JSMP Executive Director Luis Oliveira Sampaio said the priority of the National Parliament is produce new legislation every year but that in 2014 it produced mostly low-quality and counterproductive resolutions, some that contradicted democratic principles.
“We have not seen any laws approved in the National Parliament,” said the Director.
The National Parliament in 2014 was supposed to re-draft legislation on anti-corruption, a victim’s reparation scheme and land and property legislation.
“This is the type of legislation that directly impacts on community life,” Sampaio said.
He added MP’s too often spend much of their time monitoring physical projects such as clean water projects, electricity and other infrastructure projects.

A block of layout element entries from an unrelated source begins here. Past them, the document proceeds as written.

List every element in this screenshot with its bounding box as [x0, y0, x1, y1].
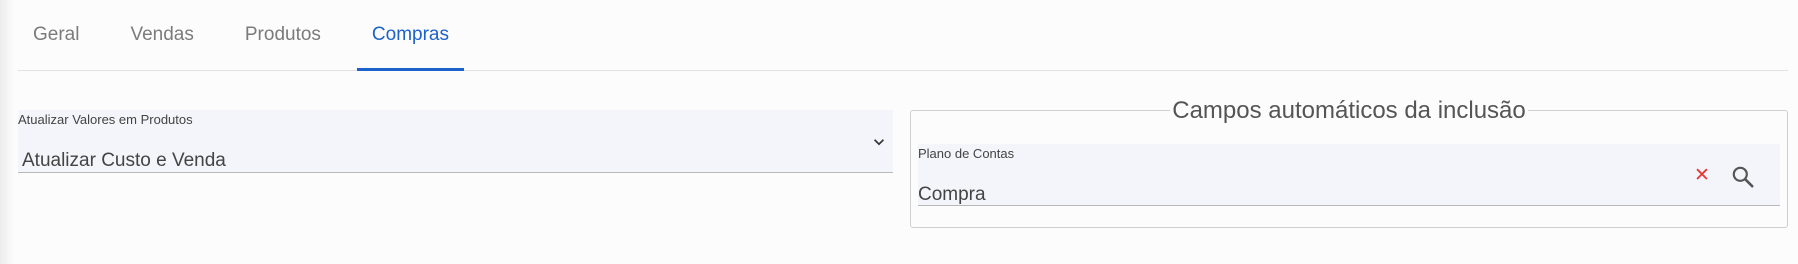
- left-edge-shadow: [0, 0, 14, 264]
- plano-de-contas-label: Plano de Contas: [918, 146, 1015, 161]
- auto-fields-title: Campos automáticos da inclusão: [1170, 97, 1528, 124]
- page: Geral Vendas Produtos Compras Atualizar …: [0, 0, 1798, 264]
- tab-vendas[interactable]: Vendas: [115, 0, 208, 70]
- chevron-down-icon[interactable]: [869, 132, 889, 152]
- tab-geral[interactable]: Geral: [18, 0, 94, 70]
- tab-produtos[interactable]: Produtos: [230, 0, 336, 70]
- search-icon[interactable]: [1730, 164, 1756, 190]
- plano-de-contas-value: Compra: [918, 184, 986, 205]
- plano-de-contas-field[interactable]: Plano de Contas Compra ✕: [918, 144, 1780, 206]
- auto-fields-group: Campos automáticos da inclusão Plano de …: [910, 97, 1788, 228]
- update-values-value: Atualizar Custo e Venda: [22, 150, 226, 171]
- close-icon[interactable]: ✕: [1694, 166, 1710, 186]
- update-values-select[interactable]: Atualizar Valores em Produtos Atualizar …: [18, 110, 893, 173]
- tab-bar: Geral Vendas Produtos Compras: [18, 0, 1788, 71]
- update-values-label: Atualizar Valores em Produtos: [18, 112, 193, 127]
- tab-compras[interactable]: Compras: [356, 0, 465, 71]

In response to JSMP’s concern, MP Arao Noe from Commission A (constitutional issues, justice, public administration, local power and anti-corruption) considers the organisation’s observations not convincing because some legislation was produced in 2014.
MP Noe added the national parliament in 2014 approved the Social Communication Law, the Law on a Special Economic Zone Market, and made amendments to the Law on Money Laundering and Terrorism Financing, including other laws.
“Therefore what that NGO is saying is wrong,” said also MP Noe.
The MP said also that making resolution is also one of the main duties of the parliament as per article 92 of RDTL’s Constitution which allows the parliament to pass resolutions that defend the interests of the State.